1. Utopias (outside of a few genre exceptions) haven’t been popular in the U.S. and the West since around 1890-1910. Some of these include much of H.G. Well’s work (especially A Modern Utopia and The Shape of Things to Come) William Morris’ News From Nowhere, as well as various texts on the wonderful potential of socialism by Robert Owens and Charles Fourier. Additionally, many people of the time formed communes in America, generally based on socialist principles. As the U.S. had not been at war for a generation, and Western Europe for longer, nor had the horrors of totalitarian communism occurred, utopias fit in with the popular optimistic mood of the time.

2 The amount of dystopias published in the last fifteen years is nearly equal to all that’s been written in the rest of the 20th century. See, https://en.wikipedia.org/wiki/List_of_dystopian_literature#2000s which isn’t a exact or exhaustive list, but gives one the general idea.

3 Sterling, Bruce. Shaping Things. The MIT Press, Cambridge, MA 2007, page 37.

4 My students sometimes debate this is our metahistory. However, for most of us, wherever we are on the political spectrum (baring the fringes) we’re all looking for an America where everyone can work a job they tolerate, support a family, and live a life of love and happiness. Look any advertisement anywhere and you’ll notice this is what most their selling points are based around.

5 Sterling, Bruce. Shaping Things. The MIT Press, Cambridge, MA 2007, page 144.

6 For a detailed analysis, see Thomas Homer-Dixon. The Upside of Down. Islands Press, 2008.
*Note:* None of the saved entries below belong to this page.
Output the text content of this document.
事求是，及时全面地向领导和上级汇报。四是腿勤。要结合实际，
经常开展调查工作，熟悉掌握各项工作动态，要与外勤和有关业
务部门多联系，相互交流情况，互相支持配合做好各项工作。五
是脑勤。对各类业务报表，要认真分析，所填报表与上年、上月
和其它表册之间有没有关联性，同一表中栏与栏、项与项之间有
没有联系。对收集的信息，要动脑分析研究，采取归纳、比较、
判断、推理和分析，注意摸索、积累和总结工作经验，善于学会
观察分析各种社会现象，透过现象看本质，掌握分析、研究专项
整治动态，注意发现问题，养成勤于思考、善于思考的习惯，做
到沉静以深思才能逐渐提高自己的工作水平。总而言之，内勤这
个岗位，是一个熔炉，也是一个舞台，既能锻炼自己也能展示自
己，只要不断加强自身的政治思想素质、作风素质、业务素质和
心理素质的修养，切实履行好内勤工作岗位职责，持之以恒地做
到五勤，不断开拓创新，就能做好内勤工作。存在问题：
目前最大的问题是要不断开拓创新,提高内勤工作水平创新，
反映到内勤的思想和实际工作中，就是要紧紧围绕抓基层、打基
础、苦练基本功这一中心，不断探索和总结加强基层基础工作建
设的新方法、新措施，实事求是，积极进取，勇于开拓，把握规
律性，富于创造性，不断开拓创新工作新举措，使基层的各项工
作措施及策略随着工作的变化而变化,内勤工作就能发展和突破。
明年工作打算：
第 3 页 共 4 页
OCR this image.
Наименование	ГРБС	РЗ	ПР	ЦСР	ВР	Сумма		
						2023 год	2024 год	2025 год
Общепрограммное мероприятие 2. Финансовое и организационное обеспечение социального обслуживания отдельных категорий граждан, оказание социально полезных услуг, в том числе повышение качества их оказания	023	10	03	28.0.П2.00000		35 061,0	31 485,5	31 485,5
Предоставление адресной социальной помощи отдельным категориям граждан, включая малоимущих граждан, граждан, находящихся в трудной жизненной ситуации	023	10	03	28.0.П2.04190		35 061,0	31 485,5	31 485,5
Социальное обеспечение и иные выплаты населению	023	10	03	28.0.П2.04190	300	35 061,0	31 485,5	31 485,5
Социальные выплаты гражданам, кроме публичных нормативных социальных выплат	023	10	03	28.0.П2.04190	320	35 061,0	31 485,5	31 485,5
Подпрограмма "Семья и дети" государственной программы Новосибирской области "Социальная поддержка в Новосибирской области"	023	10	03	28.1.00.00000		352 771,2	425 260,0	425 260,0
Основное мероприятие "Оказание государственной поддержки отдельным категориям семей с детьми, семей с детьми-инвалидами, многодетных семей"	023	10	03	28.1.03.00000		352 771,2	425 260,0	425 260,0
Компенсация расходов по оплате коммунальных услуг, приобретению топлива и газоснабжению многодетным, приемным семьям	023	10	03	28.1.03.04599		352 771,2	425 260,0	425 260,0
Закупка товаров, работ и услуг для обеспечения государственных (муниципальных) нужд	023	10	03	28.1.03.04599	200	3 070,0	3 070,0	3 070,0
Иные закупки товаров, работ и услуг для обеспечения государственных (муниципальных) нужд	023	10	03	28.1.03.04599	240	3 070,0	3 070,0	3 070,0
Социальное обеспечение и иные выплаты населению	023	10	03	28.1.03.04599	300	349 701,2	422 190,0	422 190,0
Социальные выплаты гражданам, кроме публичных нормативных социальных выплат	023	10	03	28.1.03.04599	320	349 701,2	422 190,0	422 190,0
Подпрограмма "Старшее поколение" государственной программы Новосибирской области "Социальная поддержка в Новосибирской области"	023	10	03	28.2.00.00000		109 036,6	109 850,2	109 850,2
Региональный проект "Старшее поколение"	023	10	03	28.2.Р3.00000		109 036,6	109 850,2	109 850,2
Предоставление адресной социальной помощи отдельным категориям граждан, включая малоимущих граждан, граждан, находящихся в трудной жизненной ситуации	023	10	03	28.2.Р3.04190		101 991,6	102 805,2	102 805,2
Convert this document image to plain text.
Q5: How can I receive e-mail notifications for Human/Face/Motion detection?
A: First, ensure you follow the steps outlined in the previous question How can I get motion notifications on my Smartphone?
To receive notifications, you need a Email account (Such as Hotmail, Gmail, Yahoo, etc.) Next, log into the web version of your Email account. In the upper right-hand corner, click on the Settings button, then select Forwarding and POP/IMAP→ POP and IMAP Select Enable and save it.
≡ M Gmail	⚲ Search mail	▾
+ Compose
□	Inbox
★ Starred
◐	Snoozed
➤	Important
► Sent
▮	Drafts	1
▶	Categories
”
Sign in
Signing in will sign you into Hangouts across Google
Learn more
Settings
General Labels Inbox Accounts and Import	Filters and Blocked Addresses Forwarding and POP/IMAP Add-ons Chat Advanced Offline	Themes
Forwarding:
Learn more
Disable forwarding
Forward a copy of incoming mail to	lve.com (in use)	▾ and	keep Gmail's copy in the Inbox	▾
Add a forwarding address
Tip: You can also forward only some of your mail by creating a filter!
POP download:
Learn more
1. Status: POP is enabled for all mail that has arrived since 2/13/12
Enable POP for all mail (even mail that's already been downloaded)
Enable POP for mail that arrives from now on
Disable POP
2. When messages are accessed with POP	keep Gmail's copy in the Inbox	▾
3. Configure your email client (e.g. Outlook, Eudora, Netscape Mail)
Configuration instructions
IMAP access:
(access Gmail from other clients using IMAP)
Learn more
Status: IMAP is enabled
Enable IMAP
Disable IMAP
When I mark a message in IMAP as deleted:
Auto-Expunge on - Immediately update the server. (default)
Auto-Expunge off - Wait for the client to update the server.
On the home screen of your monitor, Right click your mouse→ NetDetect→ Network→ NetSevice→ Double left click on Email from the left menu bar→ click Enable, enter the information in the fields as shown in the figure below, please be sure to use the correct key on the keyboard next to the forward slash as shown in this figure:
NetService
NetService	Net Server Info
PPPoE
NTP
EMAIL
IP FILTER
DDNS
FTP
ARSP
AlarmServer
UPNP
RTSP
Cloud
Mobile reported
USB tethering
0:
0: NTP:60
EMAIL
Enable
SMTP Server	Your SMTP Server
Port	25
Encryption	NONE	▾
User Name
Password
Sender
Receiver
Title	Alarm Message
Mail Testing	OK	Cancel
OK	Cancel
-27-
7 And oblivious to their privilege, a trait among a lot of my straight, white, male college students. Which I would guess stems from never experiencing any actual dystopian-like events: police harassment, homophobia, sexual harassment, etc.

8 http://articles.orlandosentinel.com/1988-05-14/news/0040110236_1_novel-soviet-union-printed

9 http://www.pbs.org/wgbh/aia/part4/4p2958.html

10 Obviously I’m biased to the former, because I think there’s a real correlation between hate-speech and abuse, murder, and eventually death camps. But I still prefer seeing neo-Nazi allowed to speak their mind than there be a blanket suppression of free speech.